Canadian Thanksgiving long weekend is for crisp autumn walks, time spent with family, and large dinner spreads with second helpings of turkey and pumpkin pie. While most Canadian people sleep off a tryptophan-induced turkey coma, Canadian organizations are jolted awake. These companies often find themselves at the mercy of cybercriminals and data thieves because, during the holiday weekend, threat actors become more active and ramp up their attacks against organizations – particularly those that are closed or understaffed.
To protect themselves, all organizations – in Canada and elsewhere – should be more aware of the risks of cyberattacks during holidays. More importantly, they should take early and proactive steps to reduce cyberattack risks.
Happy Holidays and the Not-so-happy Holiday Cyberattacks
In 2018, security researchers in the U.S. noted almost 900,000 ransomware attacks during the (U.S.) Thanksgiving holiday – a 432% increase over a similar time period in 2017. In July 2021, during Independence Day, at least 1,500 businesses in 17 countries, including Canada, were affected by a ransomware attack on IT firm Kaseya.
In September 2021, the FBI released an advisory warning Americans of potential cyberattacks that may occur over the Labor Day weekend (September 4-6). The alert followed reports of increased cybercrime activity during the Fourth of July holiday (Kaseya) and also earlier in May, during the Memorial Day weekend (the attack on JBS) and Mother’s Day weekend (the attack on Colonial Pipeline).
The advisory urged American businesses to examine their cybersecurity postures and take steps to manage the risk posed by cyber threats like ransomware. Canadians should do the same as well, as the stats show that threat actors are on high alert, looking for ways to infiltrate company systems during the holidays. Threat actors are aware that companies operate on a smaller crew – even IT staff – which creates the best scenario to launch an attack.
Why Do Cyber Attackers Love the Holidays?
In Canada, the USA and many other countries, a long weekend usually means skeletal IT staff. A smaller group of security responders gives attackers more opportunities to attack a company’s infrastructure since they know that the enterprise resources to continuously monitor threats and quickly deter them are just not there.
Once hackers gain initial access to the enterprise network, they escalate privileges to move laterally across the environment and gain maximum control over a maximum number of systems. An enterprise with a small cybersecurity staff will take longer to notice the attack and even longer to remediate or implement damage control. Ultimately, the threat actor can cause some pretty serious damage.

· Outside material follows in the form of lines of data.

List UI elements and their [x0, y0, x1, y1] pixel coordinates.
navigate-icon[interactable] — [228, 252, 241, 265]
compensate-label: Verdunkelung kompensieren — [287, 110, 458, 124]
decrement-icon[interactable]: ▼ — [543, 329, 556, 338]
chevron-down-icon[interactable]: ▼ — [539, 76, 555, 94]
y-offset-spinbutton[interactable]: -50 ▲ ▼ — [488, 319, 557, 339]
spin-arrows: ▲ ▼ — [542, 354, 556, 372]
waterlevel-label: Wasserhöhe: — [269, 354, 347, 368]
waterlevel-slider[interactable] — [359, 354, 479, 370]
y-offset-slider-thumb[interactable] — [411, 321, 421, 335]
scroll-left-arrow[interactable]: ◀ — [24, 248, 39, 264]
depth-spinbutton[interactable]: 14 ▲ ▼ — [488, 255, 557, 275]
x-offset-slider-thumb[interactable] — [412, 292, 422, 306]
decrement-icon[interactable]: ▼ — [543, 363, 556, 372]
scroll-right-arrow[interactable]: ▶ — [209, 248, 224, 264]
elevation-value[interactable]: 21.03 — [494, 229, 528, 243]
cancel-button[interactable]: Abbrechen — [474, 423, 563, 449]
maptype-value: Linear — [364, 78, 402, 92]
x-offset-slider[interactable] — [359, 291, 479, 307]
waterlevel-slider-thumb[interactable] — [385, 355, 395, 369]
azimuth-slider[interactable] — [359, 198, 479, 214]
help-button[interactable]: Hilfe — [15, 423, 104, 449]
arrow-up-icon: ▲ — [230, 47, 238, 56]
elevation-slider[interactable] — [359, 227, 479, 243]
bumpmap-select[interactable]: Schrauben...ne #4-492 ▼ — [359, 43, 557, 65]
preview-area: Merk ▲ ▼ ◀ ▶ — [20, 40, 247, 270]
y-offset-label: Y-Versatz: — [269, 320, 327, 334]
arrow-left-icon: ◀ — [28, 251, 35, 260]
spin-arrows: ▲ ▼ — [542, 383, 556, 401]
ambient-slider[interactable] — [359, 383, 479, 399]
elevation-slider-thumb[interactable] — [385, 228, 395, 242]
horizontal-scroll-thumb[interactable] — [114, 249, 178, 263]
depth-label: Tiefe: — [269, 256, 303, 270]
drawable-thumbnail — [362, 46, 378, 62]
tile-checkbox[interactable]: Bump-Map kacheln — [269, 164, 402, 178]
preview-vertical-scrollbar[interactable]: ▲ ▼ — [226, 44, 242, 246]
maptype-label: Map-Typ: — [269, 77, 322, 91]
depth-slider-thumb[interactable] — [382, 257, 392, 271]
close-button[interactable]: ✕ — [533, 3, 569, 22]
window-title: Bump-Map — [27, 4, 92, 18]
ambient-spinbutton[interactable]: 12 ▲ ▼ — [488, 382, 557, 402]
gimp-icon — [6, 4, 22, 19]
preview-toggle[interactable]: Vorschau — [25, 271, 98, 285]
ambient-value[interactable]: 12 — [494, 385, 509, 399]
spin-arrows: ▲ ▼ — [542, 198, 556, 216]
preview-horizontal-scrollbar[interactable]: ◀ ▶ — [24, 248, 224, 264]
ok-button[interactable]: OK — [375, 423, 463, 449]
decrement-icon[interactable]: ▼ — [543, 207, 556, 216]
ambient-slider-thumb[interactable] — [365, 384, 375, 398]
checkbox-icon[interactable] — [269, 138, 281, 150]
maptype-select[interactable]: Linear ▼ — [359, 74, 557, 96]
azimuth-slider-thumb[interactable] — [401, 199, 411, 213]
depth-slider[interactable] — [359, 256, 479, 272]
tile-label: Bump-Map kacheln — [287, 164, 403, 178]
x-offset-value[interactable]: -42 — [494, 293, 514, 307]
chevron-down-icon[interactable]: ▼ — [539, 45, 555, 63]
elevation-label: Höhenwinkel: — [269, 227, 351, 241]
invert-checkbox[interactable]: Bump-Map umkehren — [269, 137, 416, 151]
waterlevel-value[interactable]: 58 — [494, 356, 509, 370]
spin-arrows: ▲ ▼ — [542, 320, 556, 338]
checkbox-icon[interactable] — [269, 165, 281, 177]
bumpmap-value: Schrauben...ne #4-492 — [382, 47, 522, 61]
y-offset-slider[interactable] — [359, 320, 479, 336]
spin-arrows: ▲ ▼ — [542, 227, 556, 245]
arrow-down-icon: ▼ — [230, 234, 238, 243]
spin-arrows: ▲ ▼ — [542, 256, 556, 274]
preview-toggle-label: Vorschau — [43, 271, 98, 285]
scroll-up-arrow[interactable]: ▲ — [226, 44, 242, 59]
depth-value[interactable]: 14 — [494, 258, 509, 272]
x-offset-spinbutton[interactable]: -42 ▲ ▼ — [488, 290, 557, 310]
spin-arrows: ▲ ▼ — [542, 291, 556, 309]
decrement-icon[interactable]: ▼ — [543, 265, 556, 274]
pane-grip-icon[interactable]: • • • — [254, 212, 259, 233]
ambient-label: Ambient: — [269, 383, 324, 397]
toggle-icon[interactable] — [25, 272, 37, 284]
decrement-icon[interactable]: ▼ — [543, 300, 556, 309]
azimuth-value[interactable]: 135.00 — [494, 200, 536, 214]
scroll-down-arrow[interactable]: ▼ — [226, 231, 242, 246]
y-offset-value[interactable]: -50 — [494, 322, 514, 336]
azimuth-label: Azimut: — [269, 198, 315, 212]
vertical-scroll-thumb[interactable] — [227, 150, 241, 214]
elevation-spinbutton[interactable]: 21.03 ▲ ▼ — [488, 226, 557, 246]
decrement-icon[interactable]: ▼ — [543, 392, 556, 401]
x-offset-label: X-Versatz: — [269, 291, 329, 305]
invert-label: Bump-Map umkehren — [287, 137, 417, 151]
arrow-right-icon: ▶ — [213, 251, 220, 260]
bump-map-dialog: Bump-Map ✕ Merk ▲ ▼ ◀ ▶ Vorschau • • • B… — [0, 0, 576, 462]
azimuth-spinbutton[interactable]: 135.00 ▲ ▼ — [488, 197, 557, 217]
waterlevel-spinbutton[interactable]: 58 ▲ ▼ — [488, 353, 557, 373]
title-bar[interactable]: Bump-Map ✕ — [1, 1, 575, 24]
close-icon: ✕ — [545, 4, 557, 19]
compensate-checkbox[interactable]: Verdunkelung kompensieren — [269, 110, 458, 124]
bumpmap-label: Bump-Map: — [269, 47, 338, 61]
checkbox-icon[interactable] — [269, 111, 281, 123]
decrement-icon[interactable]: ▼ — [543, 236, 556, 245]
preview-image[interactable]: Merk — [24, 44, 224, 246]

The Ransomware-Holiday Connect
Ransomware attacks are a particularly huge problem during holiday weekends. Many attacked organizations prefer to have their systems unlocked, and their data released immediately rather than wait out the weekend. Further, to minimize long-term risks, ensure business continuity and protect their reputations, they’re more likely to pay out the ransom attackers demand. Cybercriminals know this – and they take full advantage.
Ransomware actors sometimes infiltrate an enterprise system and then spend days or weeks inside before finally launching an attack – often over long weekends. To reduce cyberattack risks, organizations must proactively look for potential points of access within their systems. They must also keep an eye out for suspicious or anomalous traffic patterns to detect potentially dangerous adversaries who may well turn out to be instruments of a serious catastrophe.
How to Reduce Cyberattack Risks During Holidays
Despite these unsettling realities, holiday weekends don’t have to be a cybersecurity disaster for Canadian organizations. Advance planning, a robust cybersecurity strategy and strong cybersecurity controls can help companies reduce cyberattack risks and protect their assets and data. It’s also important to strengthen both human and technical defences during the holidays. One way to do this is through enterprise-wide cybersecurity awareness. Another is to conduct a thorough and detailed penetration test.
A pen test is a powerful way to evaluate the security of the enterprise network through simulated cyber attacks. With the help of expert pen testers like Packetlabs, firms can better understand their cybersecurity posture and implement strong controls to deter attackers – both during holiday weekends and at other times.